Almost Human
    
     

Director: Umberto Lenzi
Year: 1975
Country: Italy
Rating: 7.5
Aka - The Executioner

Dubbed

This Italian cops and killers film is a blow torch to the face. It was Umberto Lenzi's entre into the Poliziotteschi genre after having done just about everything else - Spaghetti Westerns, spy, Peplum and Giallo. He isn't shy with this one diving into a morass of psycho violence and sexual sleaziness from the start. He hires Tomas Milian and Henry Silva to play opposite one another but not as I expected. Silva plays the dedicated Inspector while Milian is a creepy deranged force of evil. It was Milian's first film in the genre as well and both he and Lenzi were to go on to many more. Silva too of course but usually as a killer. It took me a while to realize that Milian was playing Giulio behind the sunglasses and his scary laugh and distorted face at times. After this terrific performance, I am surprised he wasn't typecast as an insane killer and rapist. It is a tour de force of depravity.



Giulio is the getaway driver in a bank heist but when a cop gets nosy, he shoots him dead on the street and he and the gang go on a merry chase with the cops behind them. When they escape, the other men beat the crap out of Giulio for killing a cop. They should have just killed him. The beating seems to have unhinged him even more and he tells his girlfriend (Anita Stringberg) that he has plans to make a lot of money. Enough to retire on. He loops in two losers (Ray Lovelock, Gino Santercole) for his plan. Initially, the two of them seem to be simply petty thieves but as time goes on the insanity and blood lust seems to be contagious.
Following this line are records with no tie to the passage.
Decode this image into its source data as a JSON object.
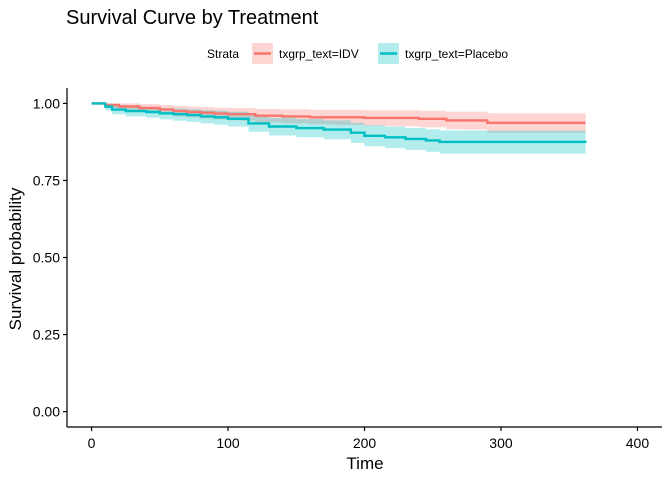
{
  "chart_data": {
    "type": "line",
    "subtype": "step-with-confidence-band",
    "title": "Survival Curve by Treatment",
    "xlabel": "Time",
    "ylabel": "Survival probability",
    "xlim": [
      -18,
      418
    ],
    "ylim": [
      -0.05,
      1.05
    ],
    "xticks": [
      0,
      100,
      200,
      300,
      400
    ],
    "yticks": [
      0.0,
      0.25,
      0.5,
      0.75,
      1.0
    ],
    "ytick_labels": [
      "0.00",
      "0.25",
      "0.50",
      "0.75",
      "1.00"
    ],
    "grid": false,
    "legend": {
      "title": "Strata",
      "position": "top"
    },
    "series": [
      {
        "name": "txgrp_text=IDV",
        "color": "#F8766D",
        "fill": "#F8766D",
        "x": [
          0,
          10,
          20,
          35,
          50,
          60,
          70,
          80,
          90,
          100,
          110,
          120,
          140,
          160,
          180,
          200,
          220,
          240,
          260,
          270,
          290,
          362
        ],
        "y": [
          1.0,
          0.995,
          0.99,
          0.985,
          0.98,
          0.975,
          0.972,
          0.97,
          0.967,
          0.965,
          0.965,
          0.96,
          0.958,
          0.955,
          0.955,
          0.953,
          0.953,
          0.95,
          0.945,
          0.945,
          0.937,
          0.937
        ],
        "lower": [
          1.0,
          0.985,
          0.978,
          0.972,
          0.965,
          0.958,
          0.955,
          0.952,
          0.948,
          0.945,
          0.944,
          0.938,
          0.935,
          0.932,
          0.93,
          0.927,
          0.926,
          0.922,
          0.916,
          0.915,
          0.905,
          0.905
        ],
        "upper": [
          1.0,
          1.0,
          1.0,
          0.998,
          0.995,
          0.992,
          0.99,
          0.988,
          0.986,
          0.985,
          0.985,
          0.982,
          0.981,
          0.979,
          0.979,
          0.978,
          0.978,
          0.976,
          0.973,
          0.973,
          0.968,
          0.968
        ]
      },
      {
        "name": "txgrp_text=Placebo",
        "color": "#00BFC4",
        "fill": "#00BFC4",
        "x": [
          0,
          10,
          15,
          25,
          40,
          50,
          60,
          70,
          80,
          90,
          100,
          115,
          130,
          150,
          170,
          190,
          200,
          215,
          230,
          245,
          255,
          362
        ],
        "y": [
          1.0,
          0.99,
          0.98,
          0.975,
          0.972,
          0.968,
          0.965,
          0.962,
          0.958,
          0.955,
          0.95,
          0.935,
          0.925,
          0.92,
          0.915,
          0.905,
          0.895,
          0.89,
          0.885,
          0.88,
          0.875,
          0.873
        ],
        "lower": [
          1.0,
          0.978,
          0.965,
          0.958,
          0.954,
          0.948,
          0.944,
          0.94,
          0.935,
          0.931,
          0.925,
          0.908,
          0.896,
          0.89,
          0.884,
          0.872,
          0.861,
          0.855,
          0.849,
          0.843,
          0.837,
          0.835
        ],
        "upper": [
          1.0,
          1.0,
          0.995,
          0.99,
          0.988,
          0.985,
          0.983,
          0.981,
          0.978,
          0.976,
          0.973,
          0.961,
          0.953,
          0.949,
          0.945,
          0.937,
          0.929,
          0.925,
          0.92,
          0.916,
          0.912,
          0.91
        ]
      }
    ]
  }
}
They kidnap the daughter (Laura Belli) of a wealthy industrialist and the killing and weird depravity begins - stringing up naked people and machine gunning them after forcing them to perform oral sex. Inspector Grandi (Silva) is on the case and he plays it very straight. We don't see the seething Silva until near the end. There is a lot of talent all around this film - Ernesto Gastaldi wrote the script, Luciano Martino produced it, Federico Zanni is the cinematographer and Ennio Morricone provided the score. It is raw and nasty and mean.